I have been going through a rough spot . It isn't anything new but I'm sick of it and sick of talking about it. Hence , the lack of blog updates. Listen to a bad country song and that has been my life the last couple of years. Actually, probably most of my life has been some tragic song.
I have been starting to come out of my grey area even though there has been so much going on in my life. The sun has finally popped out. The temps have been way above seasonal. I never have wore a pair of shorts in March in Canada. Yesterday it was like around 70 degrees- 18-20 C. It is suppose to go up to 26C this week around 75 degrees. Last weekend we had snow. This week it is almost all gone. It melted so fast my yard is a mud hole. I grilled the other day and i just splashed in mud and had mud all over the place. The lake is still icy but suspect it will go out soon. The bay hardly has any ice except the shore. I'm pretty sure by the end of next week everything should be thawed .

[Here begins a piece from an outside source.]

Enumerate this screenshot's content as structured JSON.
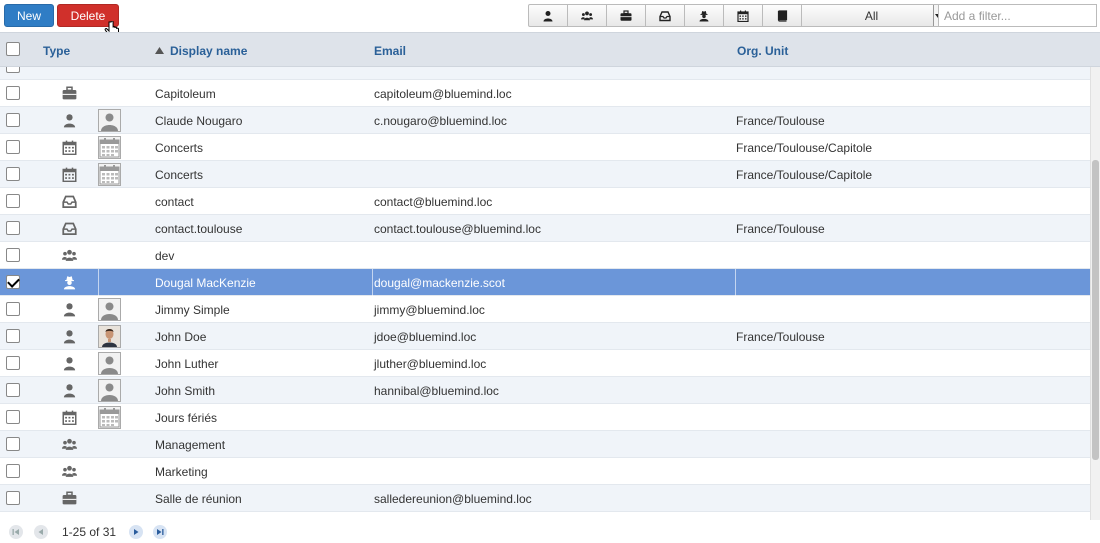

We where coming home from grocery shopping yesterday and I seen a sign of spring. The beavers and geese in a creek doing what they do. It was so majestic to me. I forgot about having to take all the bags in the house. Nothing like geese to tell you winter is over. It still amazes me what a mild winter we have had. The bears should be out anytime also. I don't look forward to that though. Especially, since the dogs tore up trash all over the yard and I'm still picking it up. They made such a mess. My back doesn't bend like it should and my shoulders still hurt and flair up every time I over do myself. I have been doing a lot of stretching everyday to have my hurt just hurt moderately. I really think when my grayness goes out the window to what ever mood is in store for me which generally is mania this time of year . I have a lot of DVDs on Yoga. I need movement.
I haven't moved off the couch most of the winter. I see spring and think oh I'm going to be active again. I have gained weigh and it is time to take it off. It is time to shed everything and slowly getting back to me.